Я вспоминал свой первый день в гимназии. Было солнечное утро. Меня ведет в гимназию сама хозяйка дома. Как с учителем, с ней все здороваются на входе, обращая внимание и на меня. На мне в тот день все было с иголочки. Мундир на мне сидит ловко, блестят на солнце серебряные пуговицы и на фуражке сияет серебряная кокарда. Да и я сам, кажется, весь свечусь от переполняющих меня чувств. Как я был рад в тот день… Ведь я был на верном мне, казалось, пути к мечте – стать путешественником. И сама гимназия в тот день казалась храмом. Чистый каменистый двор, по размеру не меньше нашего большого огорода в станице. Стекла окон, вдоль которых мы идем, что зеркала, и я стараюсь незаметно глянуть на себя, полюбоваться собою. Бронзовые ручки на входной двери горят золотом. В коридорах запах краски. В гулких светлых классах стоит гогот в высоких потолках от радости встреч старых городских друзей. Помню, первое построение. Развод по классам после приветствия директора. Мы по команде надзирателя строем расходимся по классам. Пока идем попарно. Так же попарно садимся за парты. Мне пары нет. Все разбирают друзей, знакомых. У меня никого нет. Я один сажусь за первую парту. Однако перепалка все же была – за место на задних партах, прозванных «Камчаткой». Там в итоге победила сила…

А теперь, выходит, рассуждал я в одиночестве в своей комнатке, все это надо забыть? И тот первый радостный день, выходит, осталось сделать последним. Стало так горько на душе, что невольно навернулись слёзы. А ведь тот платочек, что дала мне учительница, я ей так и не отдал. Я только сейчас об этом вспомнил – и мне вдруг вновь захотелось пойти в гимназию.
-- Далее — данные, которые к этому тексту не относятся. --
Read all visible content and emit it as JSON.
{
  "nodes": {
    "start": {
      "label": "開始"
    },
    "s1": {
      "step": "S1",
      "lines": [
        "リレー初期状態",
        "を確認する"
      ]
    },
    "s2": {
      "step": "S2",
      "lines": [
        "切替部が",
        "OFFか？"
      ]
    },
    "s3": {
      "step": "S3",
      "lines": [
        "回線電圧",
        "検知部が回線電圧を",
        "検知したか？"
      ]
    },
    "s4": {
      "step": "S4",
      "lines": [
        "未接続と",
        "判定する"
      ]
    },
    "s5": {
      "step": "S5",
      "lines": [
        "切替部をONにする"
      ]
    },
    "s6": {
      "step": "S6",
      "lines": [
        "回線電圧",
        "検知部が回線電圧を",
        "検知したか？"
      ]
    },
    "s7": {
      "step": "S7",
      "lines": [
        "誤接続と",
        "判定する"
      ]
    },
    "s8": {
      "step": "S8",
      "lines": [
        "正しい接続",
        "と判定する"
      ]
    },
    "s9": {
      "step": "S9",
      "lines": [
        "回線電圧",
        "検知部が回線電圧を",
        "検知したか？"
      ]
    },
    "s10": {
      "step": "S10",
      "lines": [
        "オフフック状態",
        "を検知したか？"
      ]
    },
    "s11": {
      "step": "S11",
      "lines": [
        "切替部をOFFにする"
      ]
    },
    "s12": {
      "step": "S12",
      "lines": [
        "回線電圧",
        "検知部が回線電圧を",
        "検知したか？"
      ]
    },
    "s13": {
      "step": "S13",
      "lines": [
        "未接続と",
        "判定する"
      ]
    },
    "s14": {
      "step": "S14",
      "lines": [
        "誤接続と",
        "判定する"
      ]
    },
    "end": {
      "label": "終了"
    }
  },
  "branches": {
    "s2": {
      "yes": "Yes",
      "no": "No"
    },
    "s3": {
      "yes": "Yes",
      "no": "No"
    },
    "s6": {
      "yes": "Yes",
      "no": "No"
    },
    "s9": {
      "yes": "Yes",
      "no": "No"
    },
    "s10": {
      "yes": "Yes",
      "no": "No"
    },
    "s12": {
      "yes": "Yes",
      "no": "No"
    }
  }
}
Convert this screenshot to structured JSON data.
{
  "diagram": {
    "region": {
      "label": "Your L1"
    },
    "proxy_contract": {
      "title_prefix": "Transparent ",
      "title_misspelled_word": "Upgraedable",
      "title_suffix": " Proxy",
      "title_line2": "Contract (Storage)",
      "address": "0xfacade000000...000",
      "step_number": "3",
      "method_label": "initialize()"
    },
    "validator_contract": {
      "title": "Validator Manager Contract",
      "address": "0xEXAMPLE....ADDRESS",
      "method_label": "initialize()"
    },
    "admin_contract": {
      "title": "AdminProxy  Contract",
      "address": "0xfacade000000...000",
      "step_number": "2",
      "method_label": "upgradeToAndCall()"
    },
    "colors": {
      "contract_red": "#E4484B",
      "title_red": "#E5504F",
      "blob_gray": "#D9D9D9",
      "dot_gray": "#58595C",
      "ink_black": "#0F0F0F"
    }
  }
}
Отдать хотя бы ей платок и поблагодарить ее и за платок, и за слова, что она сказала о казаках. Нет, я заставил себя пойти. Ведь я там, выходит, уже не один на моей стороне Анна Борисовна. Нет, решил я, надо бороться до конца. И я продолжи свои занятия в гимназии…

Позднее я узнал от хозяйки своей, а звать ее Екатерина Сергеевна, что в недрах дирекции зрела гроза, слышался отдаленный гром и, якобы, даже сверкнула молния. Это наш надзиратель пытался входить в роль Ильи-громовержца, пытаясь этим самым отработать свое жалование, а заодно поправить пошатнувшийся его авторитет учителем русского языка. Он настаивал на моем отчислении. Ведь казачьи повадки, убеждал он, ни к чему хорошему не приведут. Я знаю этих самовольных казаков. Этот Дауров, поверьте мне, внесет свою казацкую вольницу в наши строгие порядки, которые мы, надзиратели поддерживаем в гимназии.

На уроках же я сидел в ожидании, что вот-вот вызовут. Я даже, кажется, слышал голос Блинова, называвшего мою фамилию.

Но прошел день за ним и два. Меня почему- то не вызывают. А хуже всего ждать – да догонять. Так частенько мне говорил отец. Неизвестность – это самое скверное. Ведь затишье могло быть перед бурей. Заметил я – и другое. Все были удивлены, как учитель русского языка могла осадить Блинова, которого все побаивались. Он ходил всегда по гимназии в галифе и высоких сапогах со скрипом. Сутулый с длинным любопытным носом, он никогда не отвечал на приветствия нас и лишь Денису кивал в его сторону. И вдруг после случившегося в нем появилась слабость и жалость в лице.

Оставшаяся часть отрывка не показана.